Static and dynamic models

Static models estimate resource utilization at compilation time. Dynamic models predict job performance at run time.

The following table describes the differences between static and dynamic models. Use this table to help you decide what type of model to generate.

Table 1. Static and dynamic models
Characteristics	Static models	Dynamic models
Job run	Not required.	Required.
Sample data	Requires automatic data sampling. Uses the actual size of the input data if the size can be determined. Otherwise, the sample size is set to a default value of 1000 records on each output link from each source stage.	Accepts automatic data sampling or a data range: Automatic data sampling determines the sample size dynamically according to the stage type: For a database source stage, the sample size is set to 1000 records on each output link from the stage. For all other source stage types, the sample size is set to the minimum number of input records among all sources on all partitions. A data range specifies the number of records to include in the sample for each data source. If the size of the sample data exceeds the actual size of the input data, the model uses the entire input data set.
Scratch space	Estimates are based on a worst-case scenario.	Estimates are based on linear regression.
Disk space	Estimates are based on a worst-case scenario.	Estimates are based on linear regression.
CPU utilization	Not estimated.	Estimates are based on linear regression.
Number of records	Estimates are based on a best-case scenario. No record is dropped. Input data is propagated from the source stages to all other stages in the job.	Dynamically determined. Best-case scenario does not apply. Input data is processed, not propagated. Records can be dropped. Estimates are based on linear regression.
Record size	Solely determined by the record schema. Estimates are based on a worst-case scenario.	Dynamically determined by the actual record at run time. Estimates are based on linear regression.
Data partitioning	Data is assumed to be evenly distributed among all partitions.	Dynamically determined. Estimates are based on linear regression.

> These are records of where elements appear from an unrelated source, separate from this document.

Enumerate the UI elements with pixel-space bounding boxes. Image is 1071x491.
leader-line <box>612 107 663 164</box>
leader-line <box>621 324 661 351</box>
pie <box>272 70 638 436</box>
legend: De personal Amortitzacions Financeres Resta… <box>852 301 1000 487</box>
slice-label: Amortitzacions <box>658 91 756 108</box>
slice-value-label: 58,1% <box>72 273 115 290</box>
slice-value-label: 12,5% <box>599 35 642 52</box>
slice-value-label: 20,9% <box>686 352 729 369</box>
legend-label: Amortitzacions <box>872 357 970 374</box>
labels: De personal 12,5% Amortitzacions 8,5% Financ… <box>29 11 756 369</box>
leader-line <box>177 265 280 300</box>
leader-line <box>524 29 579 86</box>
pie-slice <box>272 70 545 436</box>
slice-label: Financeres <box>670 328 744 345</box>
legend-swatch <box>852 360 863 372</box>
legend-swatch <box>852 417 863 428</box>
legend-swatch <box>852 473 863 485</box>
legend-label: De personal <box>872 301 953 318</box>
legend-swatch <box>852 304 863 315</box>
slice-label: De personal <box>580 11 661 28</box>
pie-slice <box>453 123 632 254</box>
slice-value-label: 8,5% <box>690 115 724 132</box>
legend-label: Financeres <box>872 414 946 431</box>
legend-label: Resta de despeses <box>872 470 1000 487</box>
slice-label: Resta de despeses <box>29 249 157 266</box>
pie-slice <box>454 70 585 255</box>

When a model is based on a worst-case scenario, the model uses maximum values. For example, if a variable can hold up to 100 characters, the model assumes that the variable always holds 100 characters. When a model is based on a best-case scenario, the model assumes that no single input record is dropped anywhere in the data flow.

The accuracy of a model depends on these factors:

Schema definition: The size of records with variable-length fields cannot be determined until the records are processed. Use fixed-length or bounded-length schemas as much as possible to improve accuracy.

Input data: When the input data contains more records with one type of key field than another, the records might be unevenly distributed across partitions. Specify a data sampling range that is representative of the input data.

Parallel processing environment: The availability of system resources when you run a job can affect the degree to which buffering occurs. Generate models in an environment that is similar to your production environment in terms of operating system, processor type, and number of processors.